As if it weren’t hard enough in August, when I uprooted myself from my life and job in D.C. to come back to North Carolina after Jon proposed. Now I’m shaking things up again.

On Thursday of last week, I up and quit my job. I’d been contemplating it for a while, and when my boss basically told me that her time was more valuable than mine, I’d reached the last straw. So Jon and I chatted about it, and I quit. The end. Goodbye, Hickory, N.C.!

So now I’m starting all over. Again. And I have no idea what I want to do. Working toward a master’s degree would be great, but I’d have to take the GRE, pass it, and then get into a grad school…and I’d need to pick something I like enough to spend another two years studying it, which, at this point, is a tough decision. Or I could keep looking for a full-time position in Winston-Salem and most likely set aside all the experience I’ve worked up over the past few years as a writer/editor because there are no jobs in that industry here (that would be why I moved to D.C. in the first place).  Or I could really give the freelance thing a go–I just have no idea how to start that. This is tougher than I thought.
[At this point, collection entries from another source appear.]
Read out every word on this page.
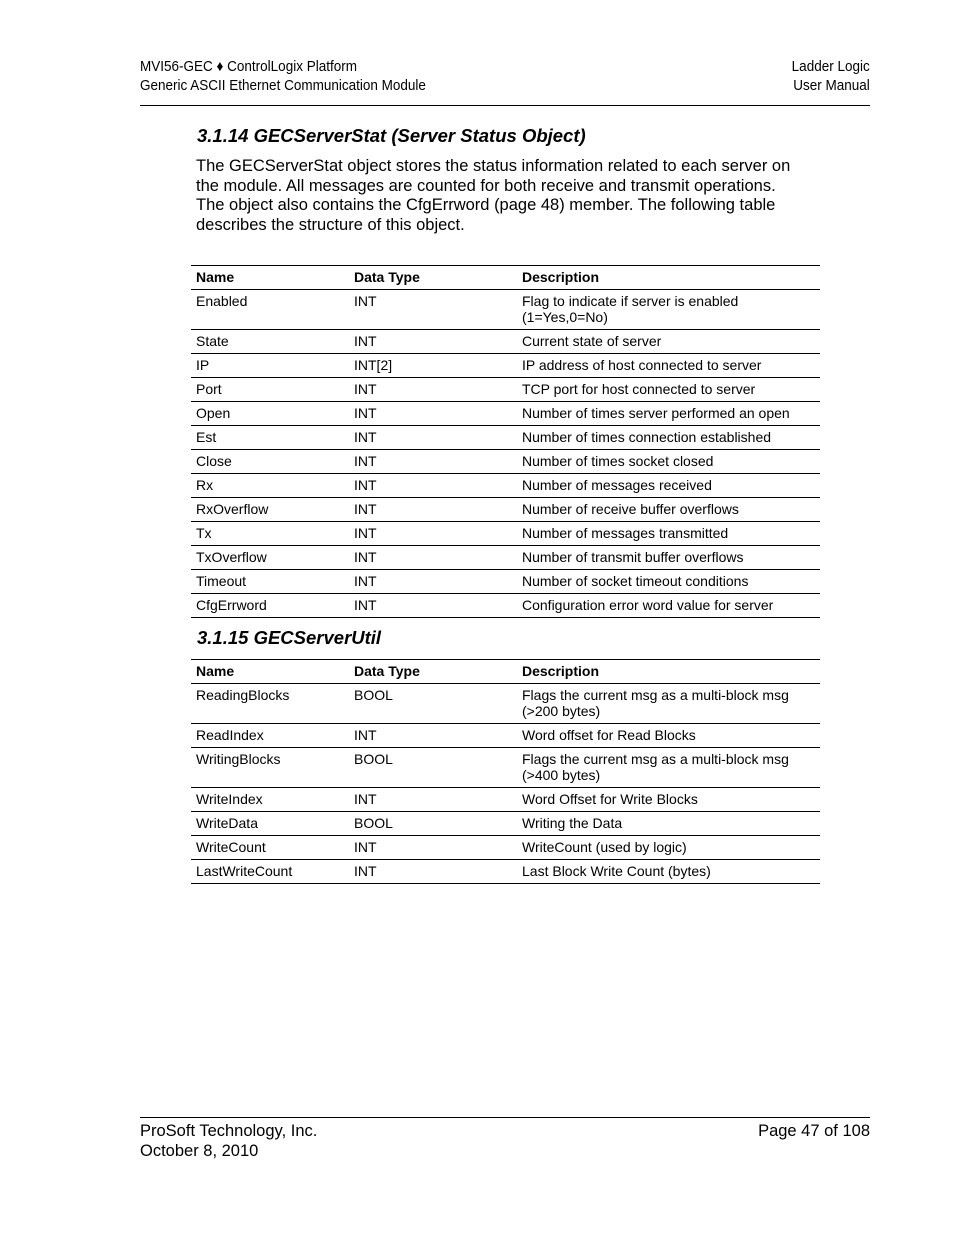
MVI56-GEC ♦ ControlLogix Platform
Generic ASCII Ethernet Communication Module
Ladder Logic
User Manual
3.1.14 GECServerStat (Server Status Object)
The GECServerStat object stores the status information related to each server on the module. All messages are counted for both receive and transmit operations. The object also contains the CfgErrword (page 48) member. The following table describes the structure of this object.
Name	Data Type	Description
Enabled	INT	Flag to indicate if server is enabled (1=Yes,0=No)
State	INT	Current state of server
IP	INT[2]	IP address of host connected to server
Port	INT	TCP port for host connected to server
Open	INT	Number of times server performed an open
Est	INT	Number of times connection established
Close	INT	Number of times socket closed
Rx	INT	Number of messages received
RxOverflow	INT	Number of receive buffer overflows
Tx	INT	Number of messages transmitted
TxOverflow	INT	Number of transmit buffer overflows
Timeout	INT	Number of socket timeout conditions
CfgErrword	INT	Configuration error word value for server
3.1.15 GECServerUtil
Name	Data Type	Description
ReadingBlocks	BOOL	Flags the current msg as a multi-block msg (>200 bytes)
ReadIndex	INT	Word offset for Read Blocks
WritingBlocks	BOOL	Flags the current msg as a multi-block msg (>400 bytes)
WriteIndex	INT	Word Offset for Write Blocks
WriteData	BOOL	Writing the Data
WriteCount	INT	WriteCount (used by logic)
LastWriteCount	INT	Last Block Write Count (bytes)
ProSoft Technology, Inc.
October 8, 2010
Page 47 of 108
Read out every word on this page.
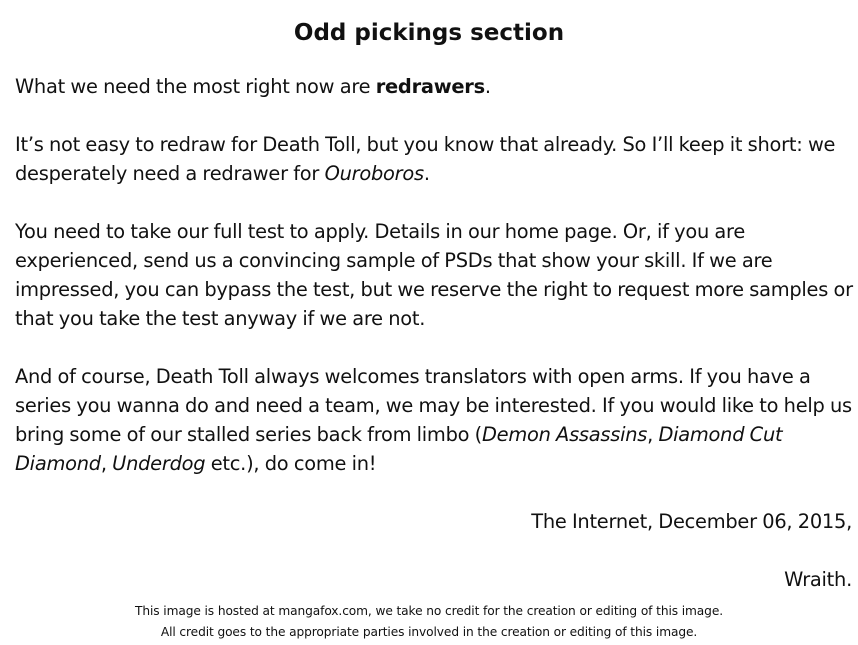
Odd pickings section

What we need the most right now are redrawers.

It’s not easy to redraw for Death Toll, but you know that already. So I’ll keep it short: we desperately need a redrawer for Ouroboros.

You need to take our full test to apply. Details in our home page. Or, if you are experienced, send us a convincing sample of PSDs that show your skill. If we are impressed, you can bypass the test, but we reserve the right to request more samples or that you take the test anyway if we are not.

And of course, Death Toll always welcomes translators with open arms. If you have a series you wanna do and need a team, we may be interested. If you would like to help us bring some of our stalled series back from limbo (Demon Assassins, Diamond Cut Diamond, Underdog etc.), do come in!

The Internet, December 06, 2015,

Wraith.

This image is hosted at mangafox.com, we take no credit for the creation or editing of this image.
All credit goes to the appropriate parties involved in the creation or editing of this image.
The one thing I think I’d really like to do is try to build up a calligraphy/invitation design business. I’ve got the pens and ink, some creative ideas, the full Abobe creative suite at my fingers…now I just need some clients and a business plan. Hmm…

Well, in the meantime, I’m just trying to stay positive and take it all one day at a time–which, I’ve realized, is sometimes harder than it sounds. Wish me luck!